Bum


Monólogo de un idiota III


Me desperté con otro dolor de espalda importante, casi del tamaño de la copa de anoche o de mis cordones negros entrelazados en el zapato también negro y le agregamos una media fucsia y otra marrón, probablemente también de ayer.
Bajé el ascensor mirando fijo al espejo y su opuesto, y los miles de personas tan parecidas a mí, tantos juntos, una mera ilusión, pensé, cuál será más real, mientras la caja de espejos paró o frenó en algún piso, y una chica de medias fucsia abrió la puerta con cara pintada de pancho de madrugada y café mal preparado. Sin amor dicen algunos; yo digo mal preparado.
Igual ni se gastó en mirarme, ya estaba concentrada o abstraída en algún otra lado, pensando en otro príncipe azul, seguro, o capaz ni me veía, no sé, (me asustó decir no sé), mientras la espiaba por el espejo y observaba una línea blanca insólitamente familiar que trepaba su hombro y se escondía en su escote en V.
El resto sigue como sigue: caminé mis cuadras sonámbulo, aturdido por el silencio de la mañana y los ceños fruncidos en todos lados, hasta en la secretaria, que ni levantó la cabeza para olvidarse de saludarme y ya me gritaba y me escupía que el jefe quería verme de inmediato en su oficina, que además bien lejos quedaba, bien arriba, me parece recordar, tan lejos que esperaba que uno de estos días el mismísimo dios lo bajara de un sopapo. Pero no.
De todos modos recuerdo que subí, medio harto de los ascensores ya, y sus patriotas, con sus trajes tan prolijos, casi tan prolijos como el de al lado, pensé, casi tan tarados, mientras subíamos, y me iban dejando solo, y subíamos, yo y mi propio espacio vacío, hasta el punto de extrañar a los verdaderos oficinescos burocráticos y odiar la anti-claustrofobia de este ascensor despreocupado, hasta el punto de hacer una decisión, que no era una decisión sino un hecho inevitable, en el momento que paró, o frenó, y casi inconscientemente me bajé.
Y abrí la puerta casi de un portazo.
Casi por que los portazos generalmente se dan cuando se cierra una puerta.
Y además casi porque la frené, o paré, antes de que chocara contra una estatuita de nosequién, inmóvil, muy quietita para ser de precio, atascada con esa cara de ñoqui come-hamburguesas las 24 horas del día. Y lo reflexioné. Lo reflexioné, cuidadosamente, con unos alaridos de fondo de una versión barata y quejosa de Pavarotti, doblada al chino avanzado. Y mientras, como si no fuera suficiente, el re-retrasado de bolsillos llenos me explicó, me reiteró y me volvió a explicar, las consecuencias (las de siempre) por no haberme fumado el sistema con pipa y no haber ignorado el humo negro y la niebla y el sol y la luna y todo lo demás que alguna vez podría importar.
Pero lo hago, y me olvido, me encuentro con unos amigos, y entre cervezas, se escucha el silencio, una vez más, de un presente vacío.

Comments

Crispín said…
Imposible no encariñarse con el idiota.

¿Qué habrá sido de la vida del maniquí?
Caetano Evon said…
Y...
vos sabés...
hay cosas que son inevitables...

(como la idiotez)
Zoe said…
Me ha encantado el monologo del idiota...quizás también soy una idiota y entre idiotas creemos entendernos...

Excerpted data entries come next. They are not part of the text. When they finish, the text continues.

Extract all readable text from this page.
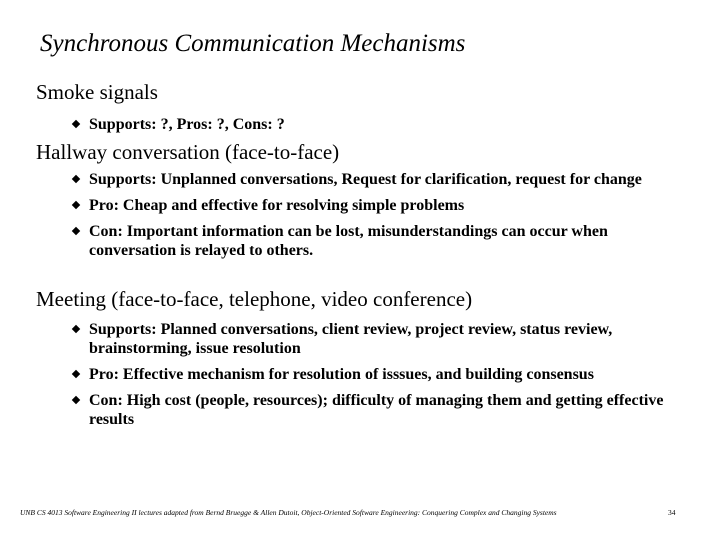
Synchronous Communication Mechanisms
Smoke signals
Supports: ?, Pros: ?, Cons: ?
Hallway conversation (face-to-face)
Supports: Unplanned conversations, Request for clarification, request for change
Pro: Cheap and effective for resolving simple problems
Con: Important information can be lost, misunderstandings can occur when conversation is relayed to others.
Meeting (face-to-face, telephone, video conference)
Supports: Planned conversations, client review, project review, status review, brainstorming, issue resolution
Pro: Effective mechanism for resolution of isssues, and building consensus
Con: High cost (people, resources); difficulty of managing them and getting effective results
UNB CS 4013 Software Engineering II lectures adapted from Bernd Bruegge & Allen Dutoit, Object-Oriented Software Engineering: Conquering Complex and Changing Systems	34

Aunque como alguna vez me dijeron: "todos tenemos nuestros 15 minutos de idiotez al dia"

De ahí que yo digo:"ahora depende que tan largos son esos quince minutos...porque tus 15 minutos pueden ser distintos a mis 15 minutos"

Saludos desde La Clínica.
al personaje del dibujo: ¡cuidado, ese dedo está cargado!